Aujourd'hui, il est utilisé pour les communications avec Irkoutsk et les villages éloignés de la région.

Krasnoïarsk, région de Krasnoïarsk

Le dernier tronçon, de Kirensk à Krasnoïarsk, s’étendait sur 960 km et passait par la dense taïga. Krasnoïarsk, l’une des plus grandes villes de Sibérie, disposait déjà d'un transport aérien à la fin des années 1920, mais l'aérodrome destiné au Prêt-Bail a dû être construit à partir de zéro.

L'aérodrome possédait deux pistes en béton, quatre hangars de stockage d'avions, des entrepôts et des garages. Immédiatement après la guerre, a débuté la construction d’un terminal aérien pour l'aviation civile, qui a par la suite reçu des avions de toute l'Union soviétique.
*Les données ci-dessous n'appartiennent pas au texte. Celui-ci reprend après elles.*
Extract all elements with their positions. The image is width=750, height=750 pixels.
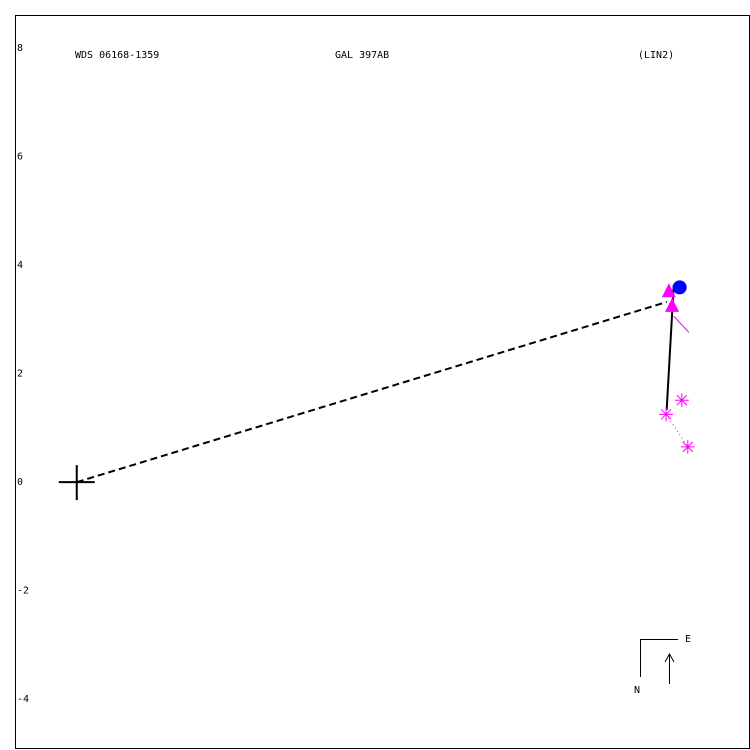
chart-subtitle: GAL 397AB	[335, 50, 389, 61]
connector-line	[665, 414, 689, 448]
y-tick-label: 4	[17, 260, 23, 271]
annotation: (LIN2)	[638, 50, 674, 61]
chart-title: WDS 06168-1359	[75, 50, 159, 61]
compass-east: E	[685, 634, 691, 645]
y-tick-label: 2	[17, 369, 23, 380]
y-tick-label: 8	[17, 43, 23, 54]
y-tick-label: 0	[17, 477, 23, 488]
plus-marker	[58, 465, 95, 501]
asterisk-marker	[659, 407, 674, 422]
y-tick-label: 6	[17, 152, 23, 163]
y-tick-label: -2	[17, 586, 29, 597]
y-tick-label: -4	[17, 694, 29, 705]
compass-frame	[640, 639, 678, 677]
connector-line	[673, 315, 690, 333]
compass-arrow	[664, 652, 675, 684]
plot-frame	[15, 15, 750, 749]
compass-north: N	[634, 685, 640, 696]
asterisk-marker	[674, 393, 689, 408]
dot-marker	[672, 280, 687, 295]
connector-line	[76, 301, 667, 484]
triangle-marker	[661, 283, 676, 298]
triangle-marker	[665, 297, 680, 312]
asterisk-marker	[680, 439, 695, 454]
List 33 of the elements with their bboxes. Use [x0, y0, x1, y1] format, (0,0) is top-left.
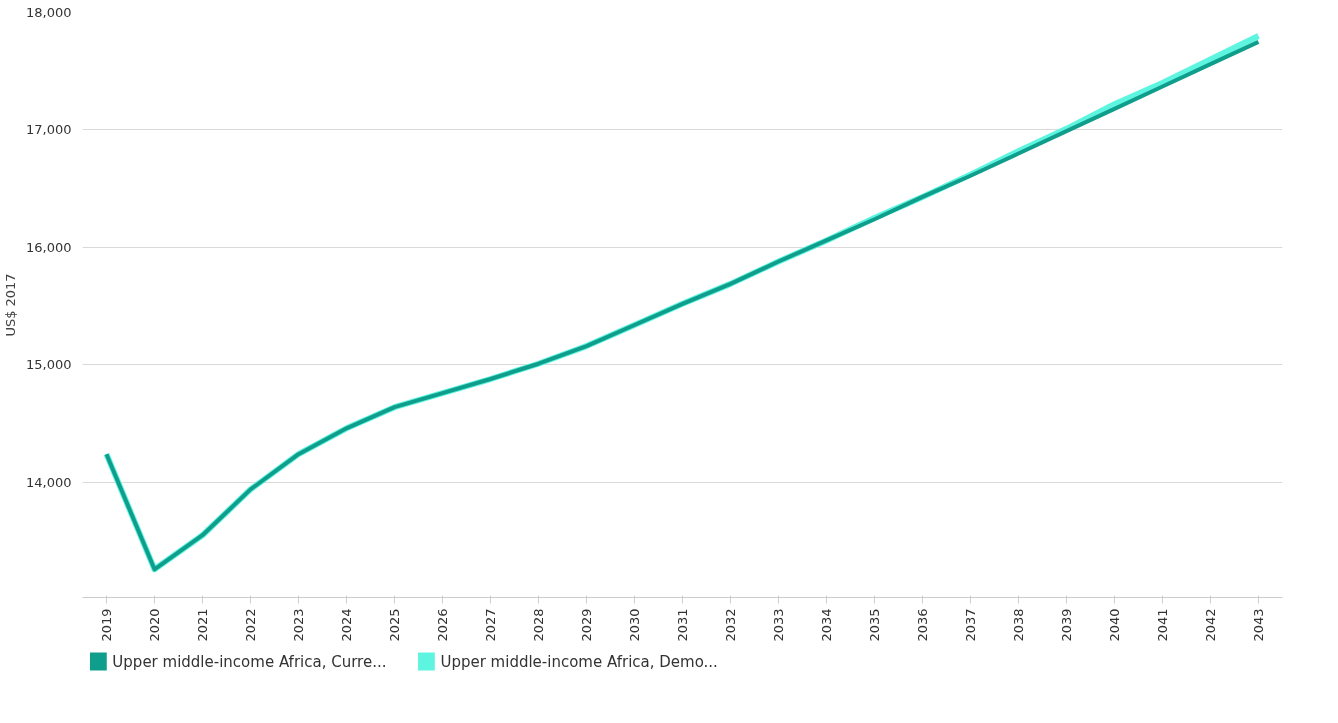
y-tick-label: 15,000 [26, 357, 72, 373]
x-tick-label: 2033 [771, 608, 786, 642]
x-tick-label: 2032 [723, 608, 738, 642]
x-tick-label: 2023 [291, 608, 306, 642]
y-tick-label: 17,000 [26, 122, 72, 138]
x-tick-label: 2039 [1059, 608, 1074, 642]
y-tick-label: 16,000 [26, 239, 72, 255]
x-tick-label: 2040 [1107, 608, 1122, 642]
x-tick-label: 2035 [867, 608, 882, 642]
y-tick-label: 18,000 [26, 5, 72, 20]
x-tick-label: 2022 [243, 608, 258, 642]
x-tick-label: 2041 [1155, 608, 1170, 642]
x-tick-label: 2020 [147, 608, 162, 642]
x-tick-label: 2031 [675, 608, 690, 642]
x-tick-label: 2027 [483, 608, 498, 642]
x-tick-label: 2037 [963, 608, 978, 642]
x-tick-label: 2042 [1203, 608, 1218, 642]
x-tick-label: 2028 [531, 608, 546, 642]
x-tick-label: 2021 [195, 608, 210, 642]
x-tick-label: 2043 [1251, 608, 1266, 642]
x-tick-label: 2038 [1011, 608, 1026, 642]
legend-label: Upper middle-income Africa, Curre... [112, 652, 387, 671]
legend-label: Upper middle-income Africa, Demo... [440, 652, 718, 671]
x-tick-label: 2024 [339, 608, 354, 642]
y-tick-label: 14,000 [26, 474, 72, 490]
y-axis-title: US$ 2017 [3, 273, 19, 337]
x-tick-label: 2026 [435, 608, 450, 642]
x-tick-label: 2034 [819, 608, 834, 642]
x-tick-label: 2036 [915, 608, 930, 642]
x-tick-label: 2030 [627, 608, 642, 642]
x-tick-label: 2025 [387, 608, 402, 642]
x-tick-label: 2029 [579, 608, 594, 642]
x-tick-label: 2019 [99, 608, 114, 642]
Au fil du temps, la ville s'est développée et, dans les années 1970, l'ancien aéroport se trouvait déjà au milieu de zones résidentielles.

En 1980, un nouvel aéroport de grande taille a par conséquent été inauguré à 27 km de la ville, et est toujours en activité. Sur le site de l'ancien aéroport, a été aménagé le Square des héros de l'Alsib.